It started as a joke
I was sitting in a guesthouse in Chiang Mai, three weeks into a solo trip through Southeast Asia, watching a Japanese travel vlogger explore the same street food market I'd just come from. I couldn't understand a word, but something about the way he talked — animated, curious, constantly surprised — made me want to know what he was saying.
So I turned on the subtitles. Then I started repeating words under my breath. Then I downloaded an app. By the time I reached Vietnam, I had accidentally started learning Japanese.
Six months later, I had a basic conversation with a Japanese couple at a temple in Hoi An. It wasn't fluent. It wasn't pretty. But it was real — and it happened because I refused to let the discomfort of not understanding stop me from trying.
Why the road is actually a good classroom
Most people assume you need to be in Japan to learn Japanese. I'd argue you can learn it almost anywhere — as long as you treat every idle hour as study time.
Long bus rides became listening sessions. I'd put on a Japanese podcast and stare out the window at rice paddies, letting the rhythm of the language wash over me. Airport waits became flashcard sessions. Evenings in guesthouses became thirty-minute video sessions, watching Japanese YouTube with subtitles and writing down phrases that stuck.
The secret is that travel dismantles your usual excuses. You don't have Netflix to default to. You don't have errands.
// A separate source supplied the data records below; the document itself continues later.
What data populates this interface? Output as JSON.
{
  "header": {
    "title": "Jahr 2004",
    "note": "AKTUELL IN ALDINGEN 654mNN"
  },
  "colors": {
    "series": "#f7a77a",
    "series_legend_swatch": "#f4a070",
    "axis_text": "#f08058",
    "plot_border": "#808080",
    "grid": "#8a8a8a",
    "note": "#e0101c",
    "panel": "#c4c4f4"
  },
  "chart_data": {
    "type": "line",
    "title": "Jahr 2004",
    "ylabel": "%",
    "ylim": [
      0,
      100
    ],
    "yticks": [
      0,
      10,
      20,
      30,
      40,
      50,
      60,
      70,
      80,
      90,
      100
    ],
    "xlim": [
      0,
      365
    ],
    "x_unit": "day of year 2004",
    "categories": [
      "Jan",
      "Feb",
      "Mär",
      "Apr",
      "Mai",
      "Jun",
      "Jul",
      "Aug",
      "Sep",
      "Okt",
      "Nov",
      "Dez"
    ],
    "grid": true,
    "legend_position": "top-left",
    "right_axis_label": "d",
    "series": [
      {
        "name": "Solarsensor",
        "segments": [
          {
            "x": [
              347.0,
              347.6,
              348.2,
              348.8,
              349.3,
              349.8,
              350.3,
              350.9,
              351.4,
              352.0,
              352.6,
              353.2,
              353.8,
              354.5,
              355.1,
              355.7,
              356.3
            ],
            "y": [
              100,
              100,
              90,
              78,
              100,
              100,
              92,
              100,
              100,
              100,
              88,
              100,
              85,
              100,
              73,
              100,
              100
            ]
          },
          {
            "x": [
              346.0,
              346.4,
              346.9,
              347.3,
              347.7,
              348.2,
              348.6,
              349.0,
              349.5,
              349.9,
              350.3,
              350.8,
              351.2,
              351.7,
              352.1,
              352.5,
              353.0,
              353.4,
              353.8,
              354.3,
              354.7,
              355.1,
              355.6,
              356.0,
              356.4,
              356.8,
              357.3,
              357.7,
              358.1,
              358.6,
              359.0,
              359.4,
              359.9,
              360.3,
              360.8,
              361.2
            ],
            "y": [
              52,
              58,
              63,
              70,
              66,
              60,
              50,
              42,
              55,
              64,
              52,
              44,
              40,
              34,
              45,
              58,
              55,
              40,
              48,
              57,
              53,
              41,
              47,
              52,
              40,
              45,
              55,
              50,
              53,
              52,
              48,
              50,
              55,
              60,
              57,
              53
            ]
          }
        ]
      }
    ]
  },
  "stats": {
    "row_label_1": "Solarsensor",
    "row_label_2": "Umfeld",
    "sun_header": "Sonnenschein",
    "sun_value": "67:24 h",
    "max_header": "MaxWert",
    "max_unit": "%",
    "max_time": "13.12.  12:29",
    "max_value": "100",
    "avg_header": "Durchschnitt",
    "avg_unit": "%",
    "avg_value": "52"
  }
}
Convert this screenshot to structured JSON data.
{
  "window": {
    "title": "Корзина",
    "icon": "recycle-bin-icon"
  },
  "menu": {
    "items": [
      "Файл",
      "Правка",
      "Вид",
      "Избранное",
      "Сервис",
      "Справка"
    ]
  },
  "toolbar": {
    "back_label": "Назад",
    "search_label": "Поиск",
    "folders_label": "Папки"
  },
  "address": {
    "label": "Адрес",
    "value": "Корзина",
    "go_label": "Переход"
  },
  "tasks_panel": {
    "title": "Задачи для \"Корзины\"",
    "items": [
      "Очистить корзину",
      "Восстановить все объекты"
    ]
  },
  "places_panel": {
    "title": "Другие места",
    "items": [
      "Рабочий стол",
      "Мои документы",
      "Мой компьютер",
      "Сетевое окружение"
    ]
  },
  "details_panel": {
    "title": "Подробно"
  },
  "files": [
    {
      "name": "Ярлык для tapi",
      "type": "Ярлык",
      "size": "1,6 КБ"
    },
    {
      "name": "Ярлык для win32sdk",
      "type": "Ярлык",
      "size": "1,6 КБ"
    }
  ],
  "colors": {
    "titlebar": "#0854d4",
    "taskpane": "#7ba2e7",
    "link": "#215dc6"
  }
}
You have time, and a phone, and a world full of things that feel strange enough to make you curious.
The Japanese surge — and why it makes sense
I wasn't alone in this. In 2025, Japanese became one of the fastest-growing languages among self-taught learners globally — up 33% in new learners on platforms like Preply. The reasons are layered.
Anime and manga have seeded a generation of people who already have emotional associations with the language. Japanese YouTube creators have built enormous international audiences. And post-pandemic travel to Japan surged, giving millions of people their first real exposure to the country.
What surprised me was how learnable Japanese is at a surface level. The grammar is logical and consistent. The phonetic system — once you learn hiragana and katakana — is almost perfectly regular. The hard part is the thousands of kanji. But even there, the visual nature of the characters is strangely satisfying once you start recognising them.
What actually worked
I tried a lot of things. Most of them worked a little. A few worked a lot.
The single biggest accelerator was watching Japanese content I genuinely enjoyed — not language-learning content, but actual shows, vlogs, and cooking videos made for Japanese audiences. When I cared about the content, I paid attention to the language in a way I never did with study materials.
The second biggest thing was speaking out loud, even when I was alone. Shadowing — listening to a sentence and then immediately trying to repeat it with the same rhythm and intonation — felt ridiculous in a hostel dorm. I did it anyway, quietly, with headphones in. My pronunciation improved faster than any other method I tried.
- Hiragana and katakana first — you can learn both alphabets in about a week of focused practice
- Japanese YouTube cooking and travel vlogs for listening exposure
- Shadowing for pronunciation — embarrassing but genuinely effective
- Spaced repetition flashcards for kanji — slow, but nothing else works as well
- Conversation exchange apps to find native speakers willing to chat in exchange for English practice
The moment it clicked
There's a specific moment every language learner describes — the moment the language stops being a sequence of foreign sounds and starts being something you hear. For me it happened in a tiny ramen shop in Hanoi run by a Japanese expat.
He was speaking to his wife in Japanese, quickly, casually. I caught three words. Then five. Then a whole sentence about whether they had enough broth for the evening service. I hadn't been trying to listen — I just understood.
It sounds small. But after months of deliberate effort, understanding something without trying felt like a superpower. That's the real reward of learning a language on the road: not the achievement, but the moment the world quietly gets larger.
Where to start if you're not on a bus in Southeast Asia
You don't need a backpack and an open-ended plane ticket to replicate this. What you need is the same thing I had: a reason to care, a phone with internet access, and the willingness to spend twenty minutes a day in genuine contact with the language.
Start with something you already love — a Japanese game, an anime you've watched in English, a cooking channel. Watch it in Japanese. Don't worry about understanding everything. Let curiosity do what textbooks can't.